Superior performance of XGBoost in male subgroup
The XGBoost model demonstrated robust predictive performance in the male subgroup. The ROC curve (Fig. 8A) exhibited excellent discriminative ability, with an AUC of 0.96, indicating strong capacity to distinguish between positive and negative cases. At the optimal cutoff threshold of 0.823, the model achieved a balanced sensitivity of 0.517 and a high specificity of 0.995, reflecting its precision in ruling out non-cases while maintaining moderate case detection. The calibration curve (Fig. 8B) showed close alignment between predicted probabilities and observed outcomes (Brier score = 0.030), suggesting reliable risk estimation across the spectrum of probabilities. Minor deviations at higher risk ranges may reflect limited sample size in extreme subgroups.

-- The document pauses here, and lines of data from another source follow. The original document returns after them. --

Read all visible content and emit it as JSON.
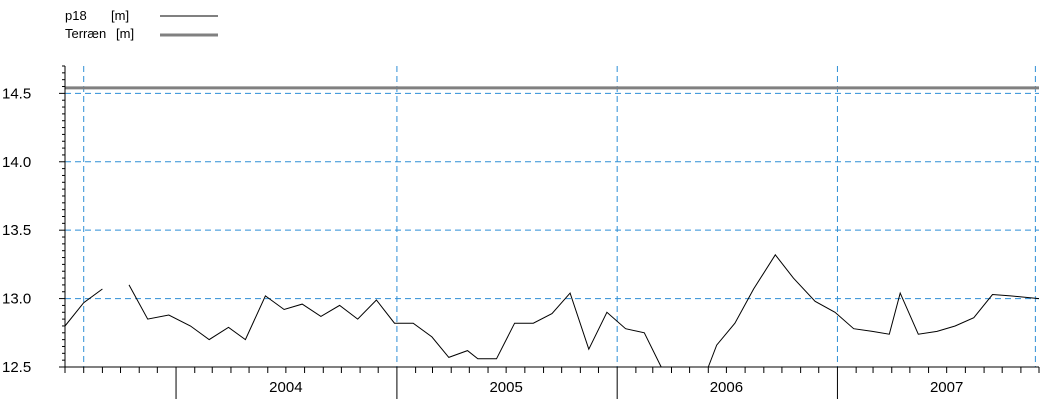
{
  "chart_data": {
    "type": "line",
    "title": "",
    "xlabel": "",
    "ylabel": "",
    "ylim": [
      12.5,
      14.7
    ],
    "xlim": [
      "2003-07-01",
      "2007-12-01"
    ],
    "grid": true,
    "grid_color": "#2f8fd6",
    "legend_position": "top-left",
    "legend": [
      {
        "name": "p18",
        "unit": "[m]",
        "color": "#000000"
      },
      {
        "name": "Terræn",
        "unit": "[m]",
        "color": "#808080"
      }
    ],
    "y_ticks": [
      12.5,
      13.0,
      13.5,
      14.0,
      14.5
    ],
    "y_tick_labels": [
      "12.5",
      "13.0",
      "13.5",
      "14.0",
      "14.5"
    ],
    "x_year_labels": [
      {
        "label": "2004",
        "date": "2004-07-01"
      },
      {
        "label": "2005",
        "date": "2005-07-01"
      },
      {
        "label": "2006",
        "date": "2006-07-01"
      },
      {
        "label": "2007",
        "date": "2007-07-01"
      }
    ],
    "x_year_boundaries": [
      "2004-01-01",
      "2005-01-01",
      "2006-01-01",
      "2007-01-01"
    ],
    "v_grid_dates": [
      "2003-08-01",
      "2005-01-01",
      "2006-01-01",
      "2007-01-01",
      "2007-11-25"
    ],
    "series": [
      {
        "name": "p18",
        "unit": "[m]",
        "color": "#000000",
        "segments": [
          [
            [
              "2003-07-01",
              12.8
            ],
            [
              "2003-08-01",
              12.97
            ],
            [
              "2003-09-01",
              13.07
            ]
          ],
          [
            [
              "2003-10-15",
              13.1
            ],
            [
              "2003-11-15",
              12.85
            ],
            [
              "2003-12-20",
              12.88
            ],
            [
              "2004-01-25",
              12.8
            ],
            [
              "2004-02-25",
              12.7
            ],
            [
              "2004-03-28",
              12.79
            ],
            [
              "2004-04-25",
              12.7
            ],
            [
              "2004-05-28",
              13.02
            ],
            [
              "2004-06-28",
              12.92
            ],
            [
              "2004-07-28",
              12.96
            ],
            [
              "2004-08-28",
              12.87
            ],
            [
              "2004-09-28",
              12.95
            ],
            [
              "2004-10-28",
              12.85
            ],
            [
              "2004-11-28",
              12.99
            ],
            [
              "2004-12-28",
              12.82
            ],
            [
              "2005-01-28",
              12.82
            ],
            [
              "2005-02-28",
              12.72
            ],
            [
              "2005-03-28",
              12.57
            ],
            [
              "2005-04-28",
              12.62
            ],
            [
              "2005-05-15",
              12.56
            ],
            [
              "2005-06-15",
              12.56
            ],
            [
              "2005-07-15",
              12.82
            ],
            [
              "2005-08-15",
              12.82
            ],
            [
              "2005-09-15",
              12.89
            ],
            [
              "2005-10-15",
              13.04
            ],
            [
              "2005-11-15",
              12.63
            ],
            [
              "2005-12-15",
              12.9
            ],
            [
              "2006-01-15",
              12.78
            ],
            [
              "2006-02-15",
              12.75
            ],
            [
              "2006-03-15",
              12.5
            ],
            [
              "2006-04-10",
              12.5
            ]
          ],
          [
            [
              "2006-06-01",
              12.5
            ],
            [
              "2006-06-15",
              12.66
            ],
            [
              "2006-07-15",
              12.82
            ],
            [
              "2006-08-15",
              13.07
            ],
            [
              "2006-09-20",
              13.32
            ],
            [
              "2006-10-20",
              13.15
            ],
            [
              "2006-11-25",
              12.98
            ],
            [
              "2006-12-28",
              12.9
            ],
            [
              "2007-01-28",
              12.78
            ],
            [
              "2007-02-28",
              12.76
            ],
            [
              "2007-03-28",
              12.74
            ],
            [
              "2007-04-15",
              13.04
            ],
            [
              "2007-05-15",
              12.74
            ],
            [
              "2007-06-15",
              12.76
            ],
            [
              "2007-07-15",
              12.8
            ],
            [
              "2007-08-15",
              12.86
            ],
            [
              "2007-09-15",
              13.03
            ],
            [
              "2007-10-15",
              13.02
            ],
            [
              "2007-12-01",
              13.0
            ]
          ]
        ]
      },
      {
        "name": "Terræn",
        "unit": "[m]",
        "color": "#808080",
        "constant": 14.54
      }
    ]
  }
}
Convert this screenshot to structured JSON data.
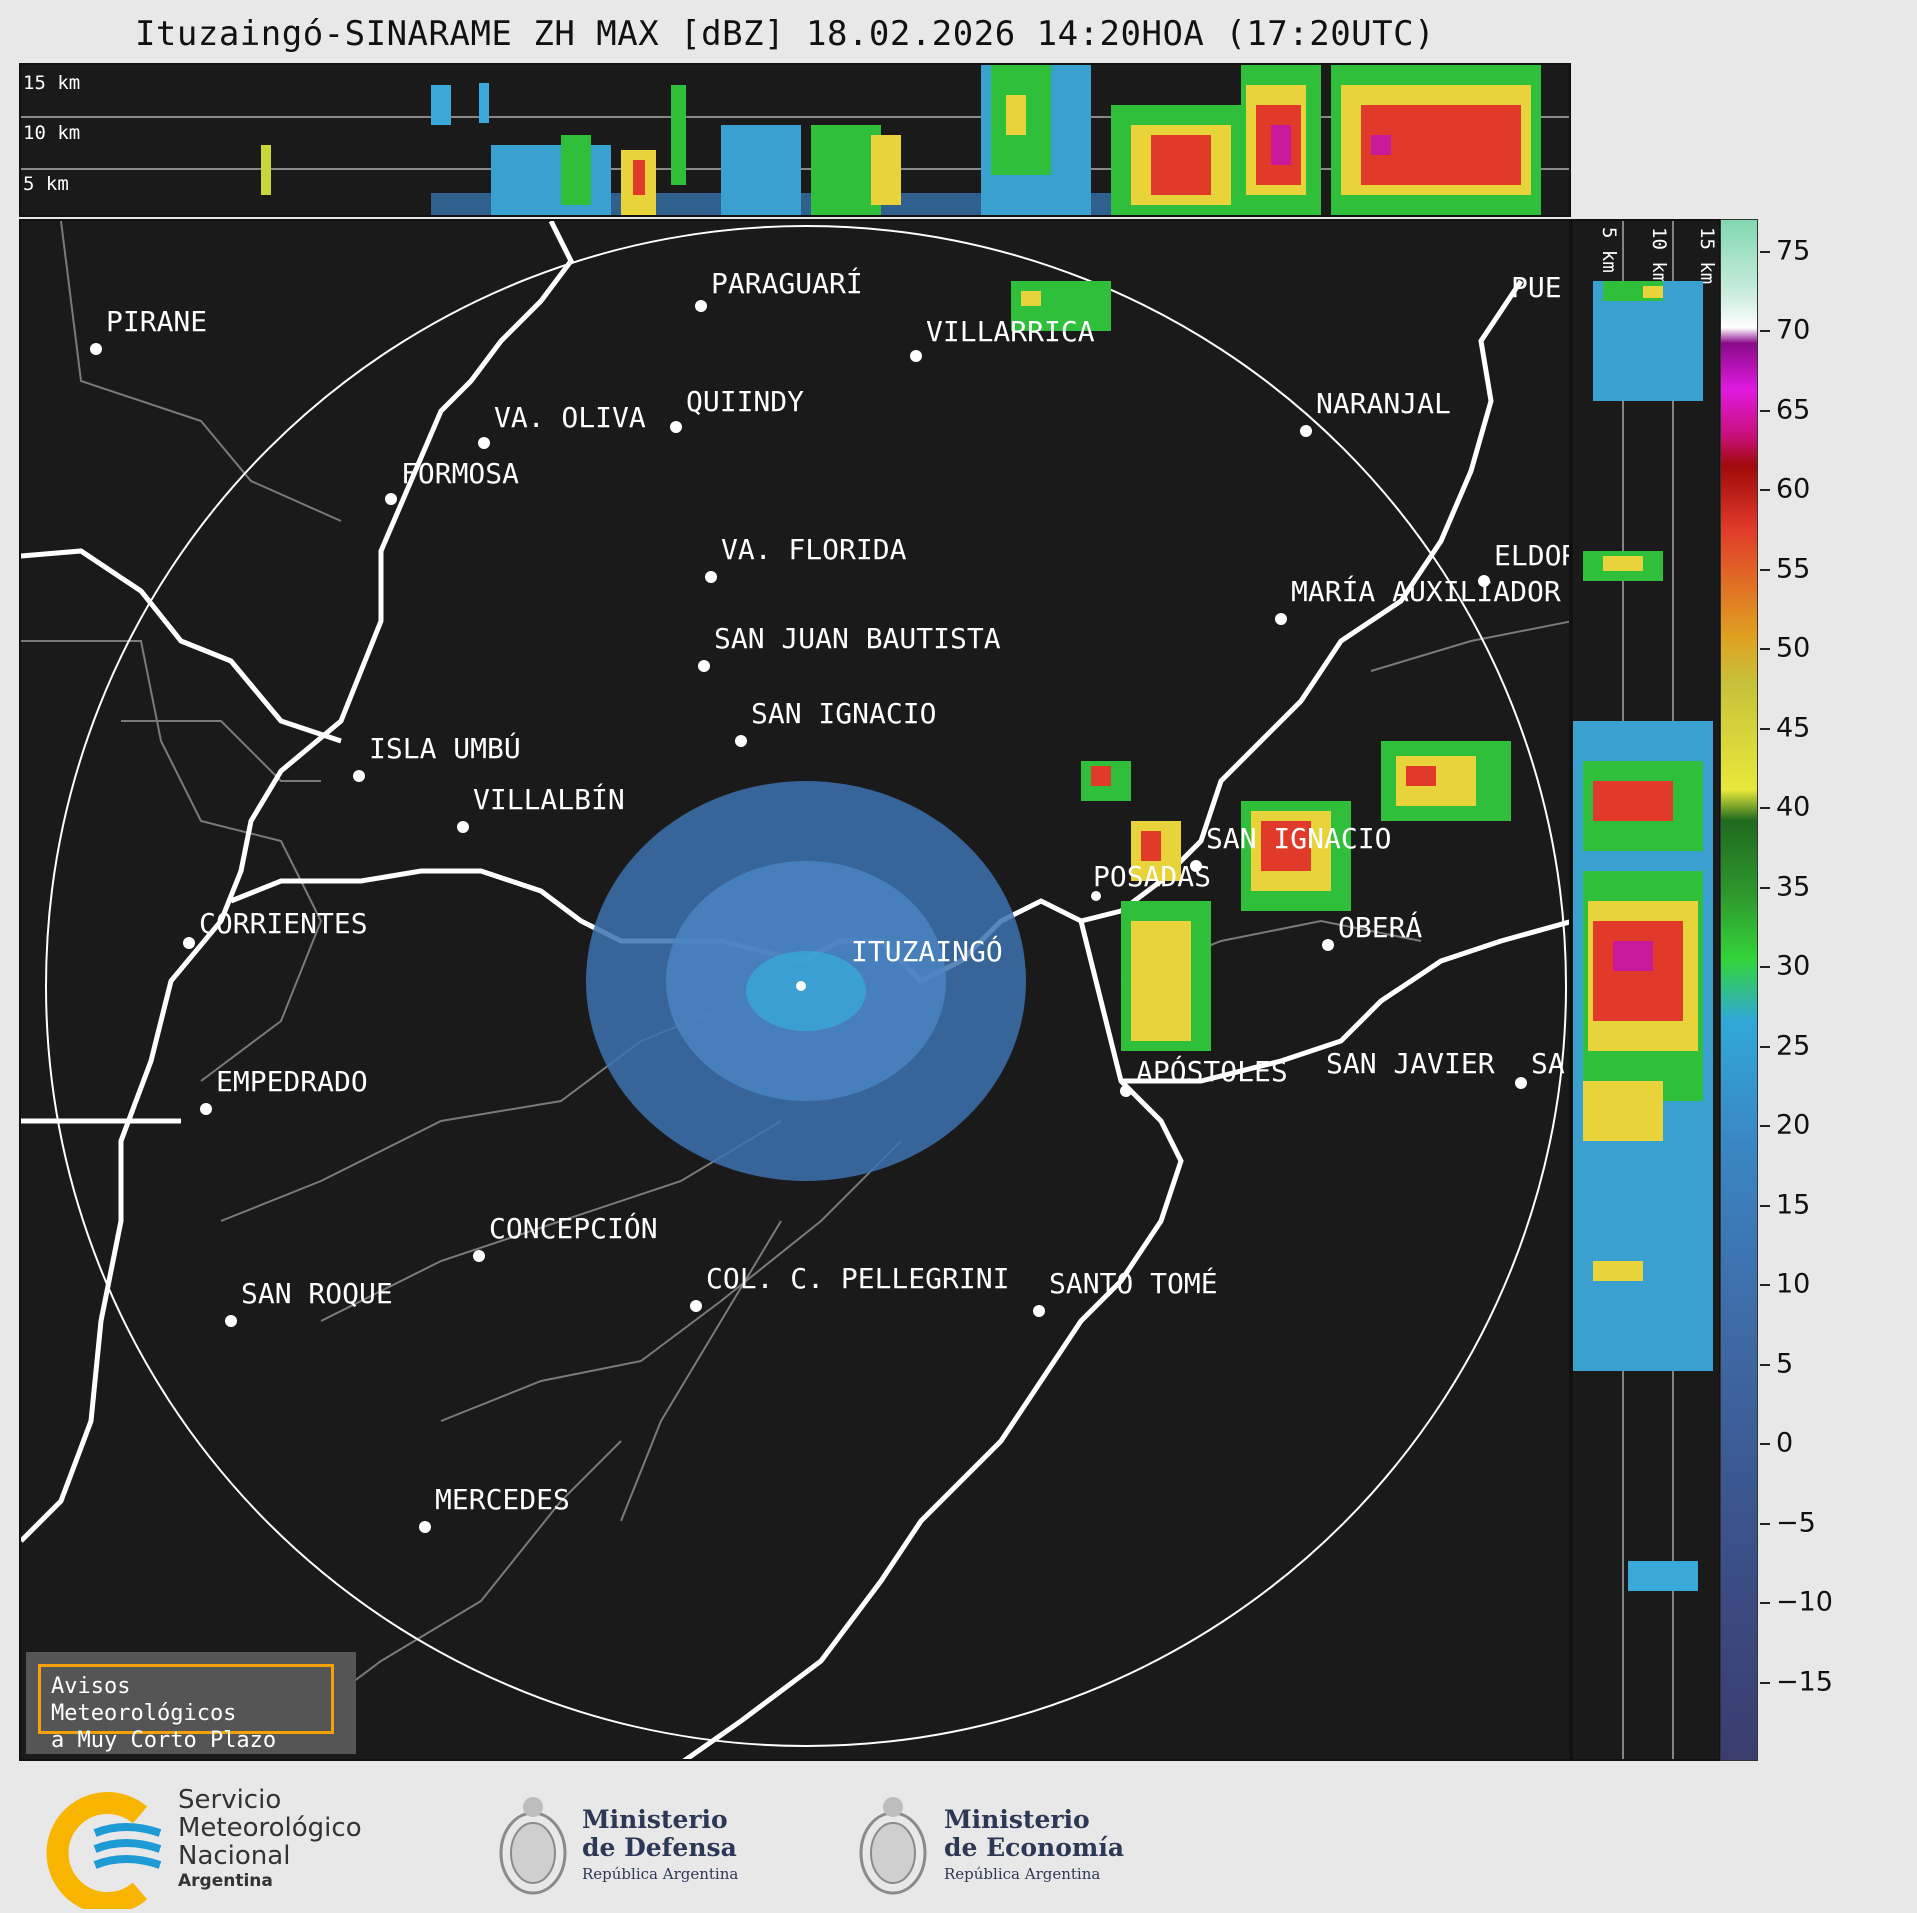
{
  "title": "Ituzaingó-SINARAME ZH MAX [dBZ] 18.02.2026 14:20HOA (17:20UTC)",
  "top_panel": {
    "height_labels": [
      "15 km",
      "10 km",
      "5 km"
    ]
  },
  "side_panel": {
    "height_labels": [
      "5 km",
      "10 km",
      "15 km"
    ]
  },
  "colorbar": {
    "unit": "dBZ",
    "tick_labels": [
      "75",
      "70",
      "65",
      "60",
      "55",
      "50",
      "45",
      "40",
      "35",
      "30",
      "25",
      "20",
      "15",
      "10",
      "5",
      "0",
      "−5",
      "−10",
      "−15"
    ],
    "tick_values": [
      75,
      70,
      65,
      60,
      55,
      50,
      45,
      40,
      35,
      30,
      25,
      20,
      15,
      10,
      5,
      0,
      -5,
      -10,
      -15
    ],
    "range": [
      -20,
      77
    ]
  },
  "cities": [
    {
      "name": "PARAGUARÍ"
    },
    {
      "name": "VILLARRICA"
    },
    {
      "name": "PIRANE"
    },
    {
      "name": "QUIINDY"
    },
    {
      "name": "VA. OLIVA"
    },
    {
      "name": "NARANJAL"
    },
    {
      "name": "FORMOSA"
    },
    {
      "name": "VA. FLORIDA"
    },
    {
      "name": "ELDOR"
    },
    {
      "name": "MARÍA AUXILIADOR"
    },
    {
      "name": "SAN JUAN BAUTISTA"
    },
    {
      "name": "SAN IGNACIO"
    },
    {
      "name": "ISLA UMBÚ"
    },
    {
      "name": "VILLALBÍN"
    },
    {
      "name": "SAN IGNACIO"
    },
    {
      "name": "POSADAS"
    },
    {
      "name": "CORRIENTES"
    },
    {
      "name": "ITUZAINGÓ"
    },
    {
      "name": "OBERÁ"
    },
    {
      "name": "EMPEDRADO"
    },
    {
      "name": "APÓSTOLES"
    },
    {
      "name": "SAN JAVIER"
    },
    {
      "name": "SA"
    },
    {
      "name": "CONCEPCIÓN"
    },
    {
      "name": "SAN ROQUE"
    },
    {
      "name": "COL. C. PELLEGRINI"
    },
    {
      "name": "SANTO TOMÉ"
    },
    {
      "name": "MERCEDES"
    },
    {
      "name": "PUE"
    }
  ],
  "warning": {
    "line1": "Avisos Meteorológicos",
    "line2": "a Muy Corto Plazo"
  },
  "footer": {
    "smn": {
      "line1": "Servicio",
      "line2": "Meteorológico",
      "line3": "Nacional",
      "line4": "Argentina"
    },
    "defensa": {
      "line1": "Ministerio",
      "line2": "de Defensa",
      "sub": "República Argentina"
    },
    "economia": {
      "line1": "Ministerio",
      "line2": "de Economía",
      "sub": "República Argentina"
    }
  },
  "colors": {
    "background": "#1a1a1a",
    "warning_border": "#f5a20a",
    "smn_blue": "#1e9ad6",
    "smn_yellow": "#f7b500"
  }
}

DCA (Fig. 8C) further validated clinical utility, with the model providing net benefit over the “Treat All” and “Treat None” strategies across threshold probabilities of 10-80%. This supports its potential for guiding individualized decision-making in male patients.
Performance evaluation of the XGBoost model in the male subgroup (n = 5,926). (A) ROC curve. (B) Calibration plot. (C) DCA curve.
Interpretability and feature importance of the XGBoost model
To quantify the contribution of individual features to the predictions of the XGBoost model, we performed SHAP analysis. The results are illustrated in Fig. 9.
SHAP analysis of the XGBoost model. (A) SHAP summary plot; (B) Feature importance ranking; (C) SHAP force plot illustrating feature contributions for a representative negative prediction; (D) SHAP force plot illustrating feature contributions for a representative positive prediction.
SHAP analysis of the XGBoost model (Fig. 9) revealed key feature contributions to predictions. The SHAP summary plot (Fig. 9A) demonstrated that hemoglobin (Hb) exhibited the strongest influence on model output (SHAP range: -0.2 to 0.4), where lower values (blue) were associated with increased risk and higher values (red) with decreased risk. D-dimer and NT-proBNP showed moderate positive correlations with risk (SHAP peaks ≈ 0.2), while other features like serum albumin and creatinine had minimal effects (|SHAP|<0.1). Feature importance ranking by mean absolute SHAP values (Fig. 9B) confirmed Hb as the most predictive feature (mean|SHAP|=0.035), followed by D-dimer (0.025) and NT-proBNP (0.015). Body weight, age, and urea showed negligible contributions (all < 0.01). Individual prediction analysis (Figs. 8C-D) illustrated these mechanisms: A negative case (Fig. 9C) showed protective effects from high Hb (144) and serum albumin (45.6), counterbalancing mild risk factors to maintain prediction near baseline (-0.0001). Conversely, a positive case (Fig. 9D) demonstrated how extreme risk factors – critically low Hb (87), elevated D-dimer (3.71), and high NT-proBNP (231) – drove the prediction to 0.6 despite some protective factors.